You will also find a list of older book reviews, primarily world literature, that I have written, if you click on “Book Reviews by Petchary” above. There are some gems in there. I started a book blog a while ago, but it needs revamping and renaming – another project that I need to get started on. I will keep you informed.

A classic Jamaican novel: Children of Sisyphus by Orlando Patterson. (My photo, taken at the Calabash International Literary Festival in Treasure Beach, Jamaica)

Coming soon! I have just finished reading Jamaica’s (and probably the Caribbean’s) first “climate change novel” by award-winning writer and environmentalist Diana McCaulay, to be published soon. It’s called “Daylight Come.” Stay tuned for my review shortly!

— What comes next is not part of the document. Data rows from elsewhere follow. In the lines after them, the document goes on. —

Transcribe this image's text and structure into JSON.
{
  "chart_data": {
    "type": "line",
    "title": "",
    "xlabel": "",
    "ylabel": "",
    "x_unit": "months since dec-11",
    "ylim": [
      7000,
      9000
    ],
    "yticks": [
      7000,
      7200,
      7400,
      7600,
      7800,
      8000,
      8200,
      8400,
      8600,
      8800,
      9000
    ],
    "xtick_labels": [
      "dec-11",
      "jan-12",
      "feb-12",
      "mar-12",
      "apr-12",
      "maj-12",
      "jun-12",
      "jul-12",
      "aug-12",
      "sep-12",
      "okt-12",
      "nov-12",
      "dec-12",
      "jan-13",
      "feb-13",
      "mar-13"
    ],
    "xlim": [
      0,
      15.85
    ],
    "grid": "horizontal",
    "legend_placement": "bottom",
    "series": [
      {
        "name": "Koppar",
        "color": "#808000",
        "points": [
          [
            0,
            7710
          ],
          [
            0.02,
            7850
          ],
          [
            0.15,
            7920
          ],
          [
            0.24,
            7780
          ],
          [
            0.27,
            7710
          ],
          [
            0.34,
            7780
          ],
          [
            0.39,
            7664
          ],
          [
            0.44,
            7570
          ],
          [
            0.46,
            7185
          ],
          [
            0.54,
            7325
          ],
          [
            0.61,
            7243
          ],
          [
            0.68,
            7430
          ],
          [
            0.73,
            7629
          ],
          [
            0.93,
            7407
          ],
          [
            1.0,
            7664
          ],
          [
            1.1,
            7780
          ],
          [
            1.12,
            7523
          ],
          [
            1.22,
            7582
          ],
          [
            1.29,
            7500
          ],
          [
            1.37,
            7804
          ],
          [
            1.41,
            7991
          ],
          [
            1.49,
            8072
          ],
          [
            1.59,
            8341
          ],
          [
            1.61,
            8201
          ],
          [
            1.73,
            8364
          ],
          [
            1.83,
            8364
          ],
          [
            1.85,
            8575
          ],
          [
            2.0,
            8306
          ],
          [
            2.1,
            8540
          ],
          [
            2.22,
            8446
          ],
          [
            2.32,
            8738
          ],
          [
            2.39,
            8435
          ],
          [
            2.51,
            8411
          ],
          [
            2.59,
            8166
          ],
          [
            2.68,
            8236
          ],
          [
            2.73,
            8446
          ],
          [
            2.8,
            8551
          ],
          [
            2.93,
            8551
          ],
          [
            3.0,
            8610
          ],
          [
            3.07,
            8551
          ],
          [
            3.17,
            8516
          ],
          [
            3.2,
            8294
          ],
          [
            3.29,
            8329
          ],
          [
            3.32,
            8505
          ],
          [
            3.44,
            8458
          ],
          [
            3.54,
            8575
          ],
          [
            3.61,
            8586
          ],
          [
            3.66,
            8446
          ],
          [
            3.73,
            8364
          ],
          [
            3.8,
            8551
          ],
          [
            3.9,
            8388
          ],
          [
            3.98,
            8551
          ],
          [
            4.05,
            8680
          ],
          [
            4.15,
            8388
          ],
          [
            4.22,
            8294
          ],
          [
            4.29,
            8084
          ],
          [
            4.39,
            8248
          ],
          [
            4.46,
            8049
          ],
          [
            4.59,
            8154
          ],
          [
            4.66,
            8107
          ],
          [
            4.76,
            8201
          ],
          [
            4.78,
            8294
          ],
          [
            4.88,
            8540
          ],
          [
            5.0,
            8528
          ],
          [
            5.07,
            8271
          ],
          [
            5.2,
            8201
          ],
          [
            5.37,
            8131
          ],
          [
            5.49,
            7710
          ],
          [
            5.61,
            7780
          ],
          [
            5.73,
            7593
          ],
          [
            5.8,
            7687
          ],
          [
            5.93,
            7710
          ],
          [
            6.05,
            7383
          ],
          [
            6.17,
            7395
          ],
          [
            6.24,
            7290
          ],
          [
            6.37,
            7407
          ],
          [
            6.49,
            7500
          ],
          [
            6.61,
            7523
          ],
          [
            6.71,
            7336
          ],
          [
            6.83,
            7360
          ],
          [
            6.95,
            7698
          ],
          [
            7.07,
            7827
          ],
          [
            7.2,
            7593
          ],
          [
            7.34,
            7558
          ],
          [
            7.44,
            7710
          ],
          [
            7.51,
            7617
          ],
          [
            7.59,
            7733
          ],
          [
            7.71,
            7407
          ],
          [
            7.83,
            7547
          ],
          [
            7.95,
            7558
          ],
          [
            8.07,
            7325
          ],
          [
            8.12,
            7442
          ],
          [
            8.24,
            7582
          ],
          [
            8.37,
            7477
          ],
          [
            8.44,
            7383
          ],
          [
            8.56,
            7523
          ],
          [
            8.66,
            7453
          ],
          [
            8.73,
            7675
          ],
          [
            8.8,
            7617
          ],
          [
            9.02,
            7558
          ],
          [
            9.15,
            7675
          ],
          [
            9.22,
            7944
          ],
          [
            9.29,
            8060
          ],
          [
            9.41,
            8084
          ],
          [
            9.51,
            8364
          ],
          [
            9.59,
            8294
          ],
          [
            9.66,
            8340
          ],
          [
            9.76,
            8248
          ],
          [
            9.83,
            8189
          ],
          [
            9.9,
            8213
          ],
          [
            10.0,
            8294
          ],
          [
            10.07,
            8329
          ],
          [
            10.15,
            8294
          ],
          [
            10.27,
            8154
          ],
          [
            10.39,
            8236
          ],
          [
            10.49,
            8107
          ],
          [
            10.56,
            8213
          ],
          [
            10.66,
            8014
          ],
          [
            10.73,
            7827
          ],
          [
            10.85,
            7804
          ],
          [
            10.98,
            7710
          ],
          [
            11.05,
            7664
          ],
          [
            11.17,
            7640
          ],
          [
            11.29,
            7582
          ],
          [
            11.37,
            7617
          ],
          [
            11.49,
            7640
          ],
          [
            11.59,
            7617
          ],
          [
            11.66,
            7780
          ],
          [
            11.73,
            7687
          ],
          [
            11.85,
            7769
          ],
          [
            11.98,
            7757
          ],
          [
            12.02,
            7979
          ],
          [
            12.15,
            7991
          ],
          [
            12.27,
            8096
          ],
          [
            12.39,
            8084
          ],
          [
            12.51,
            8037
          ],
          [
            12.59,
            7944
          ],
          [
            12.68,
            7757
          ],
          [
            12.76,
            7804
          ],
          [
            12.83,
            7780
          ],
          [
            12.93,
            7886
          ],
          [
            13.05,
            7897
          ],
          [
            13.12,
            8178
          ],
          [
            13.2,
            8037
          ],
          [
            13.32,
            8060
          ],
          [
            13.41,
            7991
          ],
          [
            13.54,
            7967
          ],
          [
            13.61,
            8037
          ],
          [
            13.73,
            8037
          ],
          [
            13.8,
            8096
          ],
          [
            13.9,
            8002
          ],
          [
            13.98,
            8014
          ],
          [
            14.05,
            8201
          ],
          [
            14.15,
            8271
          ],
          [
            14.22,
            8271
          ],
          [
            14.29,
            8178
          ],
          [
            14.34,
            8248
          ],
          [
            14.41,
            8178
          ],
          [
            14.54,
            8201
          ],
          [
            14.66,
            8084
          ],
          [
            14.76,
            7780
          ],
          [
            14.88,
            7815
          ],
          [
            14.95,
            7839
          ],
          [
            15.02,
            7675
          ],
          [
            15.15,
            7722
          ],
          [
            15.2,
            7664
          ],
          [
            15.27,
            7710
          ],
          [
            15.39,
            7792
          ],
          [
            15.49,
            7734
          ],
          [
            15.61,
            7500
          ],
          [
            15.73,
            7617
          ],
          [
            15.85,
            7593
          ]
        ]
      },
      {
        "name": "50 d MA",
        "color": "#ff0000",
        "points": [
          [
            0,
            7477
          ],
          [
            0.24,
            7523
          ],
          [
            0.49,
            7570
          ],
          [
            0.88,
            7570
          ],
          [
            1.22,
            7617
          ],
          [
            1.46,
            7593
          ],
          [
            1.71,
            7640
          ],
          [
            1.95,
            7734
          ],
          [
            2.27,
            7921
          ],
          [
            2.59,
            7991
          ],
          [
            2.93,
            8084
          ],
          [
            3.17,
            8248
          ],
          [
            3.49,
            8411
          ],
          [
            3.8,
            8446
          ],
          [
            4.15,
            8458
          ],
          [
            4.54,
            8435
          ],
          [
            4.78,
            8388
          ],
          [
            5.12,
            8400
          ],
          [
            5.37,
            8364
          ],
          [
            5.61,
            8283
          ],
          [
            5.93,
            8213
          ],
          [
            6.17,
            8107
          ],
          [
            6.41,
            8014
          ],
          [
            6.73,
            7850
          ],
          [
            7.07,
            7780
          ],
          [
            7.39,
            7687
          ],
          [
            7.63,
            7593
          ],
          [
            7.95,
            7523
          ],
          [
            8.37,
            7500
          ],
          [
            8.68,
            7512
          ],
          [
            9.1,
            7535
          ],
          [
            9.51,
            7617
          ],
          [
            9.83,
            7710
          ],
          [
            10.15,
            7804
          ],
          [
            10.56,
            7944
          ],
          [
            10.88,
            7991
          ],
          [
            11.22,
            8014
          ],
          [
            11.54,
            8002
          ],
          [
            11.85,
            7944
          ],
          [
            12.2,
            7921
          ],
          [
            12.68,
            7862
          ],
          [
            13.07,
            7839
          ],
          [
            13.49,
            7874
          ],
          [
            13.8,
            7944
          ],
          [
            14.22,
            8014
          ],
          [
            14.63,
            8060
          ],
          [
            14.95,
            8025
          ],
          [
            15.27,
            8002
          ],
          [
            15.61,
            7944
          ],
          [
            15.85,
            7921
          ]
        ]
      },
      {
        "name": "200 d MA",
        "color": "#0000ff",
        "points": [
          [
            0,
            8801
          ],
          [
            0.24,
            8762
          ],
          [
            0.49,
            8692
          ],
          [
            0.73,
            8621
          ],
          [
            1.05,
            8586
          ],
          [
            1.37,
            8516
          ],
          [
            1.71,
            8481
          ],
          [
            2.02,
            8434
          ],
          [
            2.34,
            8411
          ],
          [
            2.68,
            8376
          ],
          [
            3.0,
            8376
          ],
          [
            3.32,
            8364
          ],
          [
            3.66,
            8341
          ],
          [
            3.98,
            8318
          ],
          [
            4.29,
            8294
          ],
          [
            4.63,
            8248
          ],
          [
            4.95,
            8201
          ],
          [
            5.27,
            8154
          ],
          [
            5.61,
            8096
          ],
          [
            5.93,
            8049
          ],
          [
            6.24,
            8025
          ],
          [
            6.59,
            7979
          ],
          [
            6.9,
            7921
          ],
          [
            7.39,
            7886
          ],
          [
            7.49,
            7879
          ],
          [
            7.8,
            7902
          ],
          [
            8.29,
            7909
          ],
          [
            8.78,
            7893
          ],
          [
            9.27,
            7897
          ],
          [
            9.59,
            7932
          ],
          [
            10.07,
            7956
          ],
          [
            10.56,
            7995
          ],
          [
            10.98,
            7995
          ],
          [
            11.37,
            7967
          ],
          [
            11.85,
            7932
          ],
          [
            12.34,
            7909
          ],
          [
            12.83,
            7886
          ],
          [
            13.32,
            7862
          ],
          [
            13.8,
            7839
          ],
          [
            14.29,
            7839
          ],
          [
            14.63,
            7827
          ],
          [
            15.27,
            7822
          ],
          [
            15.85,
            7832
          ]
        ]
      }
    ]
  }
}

House of Nehesi Publishers

Celebrating Caribbean Literature Day in Jamaica and the Caribbean region

The House of Nehesi Publishers, on the occasion of the 18th annual St. Martin Book Fair, 2020, issued the invitation to “all writers, aspiring writers, literary festivals, book clubs, journals, creative writing programs, and all creative artists, institutions, and media of the Caribbean region; all Caribbean peoples; and all lovers of Caribbean writings, authors, and books, from everywhere in the world, to join in celebrating: July 12 as Caribbean Literature Day.”

In honour of Caribbean Literature Day, the IGDS-RCO will host two Zoom webinars on Facebook, under the theme: The Gendered Word, on Sunday, July 12, 2020, from 12 noon to 2 PM and from 5 PM to 7 PM.

Poets, writers, and teachers of literature in Jamaica and the rest of the Caribbean region and diaspora, are invited to read their work and/or the works of other Caribbean writers, or comment on Caribbean literature. Those who wish to participate may email their interest at: igdsrco@gmail.com.

Caribbean Literature Day is anticipated to be the first pan-Caribbean literature day, “celebrating the roots, range, and excellence of writings and books across the language zones of the region.”

Caribbean folk can celebrate the region’s literature by reading the works of their favourite Caribbean authors; buying books by Caribbean authors, and presenting Caribbean books as gifts.


The burning of Mayan sacred works by Spanish Franciscan friars. From the website: mexicolore.co.uk Image from Diego Muñoz Camargo, Descripción de la ciudad y provincia de Tlaxcala, Glasgow University Library, MS Hunter 242, folio 242r) courtesy of the Special Collections Department, Library, University of Glasgow

Caribbean Literature Day, July 12, is symbolically linked like a phoenix to the 458th anniversary of the date in 1562 when the Spanish Franciscan priest and bishop of Yucatán, Diego de Landa, burned the sacred books of the Maya people—a great loss of literature and encoded orature of one of the earliest civilizations that influenced the region.

For more information, contact the IGDS at igdsrco@gmail.com or Mr. Lasana M. Sekou, Projects Director, HNP, at Nehesi@sintmaarten.net.

“Have a happy Caribbean Literature Day, to everyone in every Caribbean country and territory, to everyone in what George Lamming called the Caribbean’s ‘external frontiers’ and around the world.”

Caribbean literature live: Jamaican novelist Roland Watson-Grant reads from “Sketcher” at a session at Bookophilia in Kingston a few years back. (My photo)



5 thoughts on “Celebrating Caribbean Literature Day (Online)

  1. Emma, have you ever thought of putting these reviews in a small book. I know that John Updike put his reviews in a book, because I have that book.


  2. Where can one buy or which publishers produce these books. ( if you want a physical book rather than on line)


    1. Good question, Belinda! I think Marlon James’ book would be widely available in bookstores overseas (and maybe in Jamaica) as he is more of a “big name.” Try amazon.com for the others – I got copies directly from the publishers for review purposes. If you are in Jamaica then Kingston Bookshop in Liguanea Post Office Plaza has quite a good selection of books and will also special order I think, although it would likely be more expensive…? You could also try Bookophilia on Hope Road, although I haven’t been there for a while and I don’t know what their stock is like.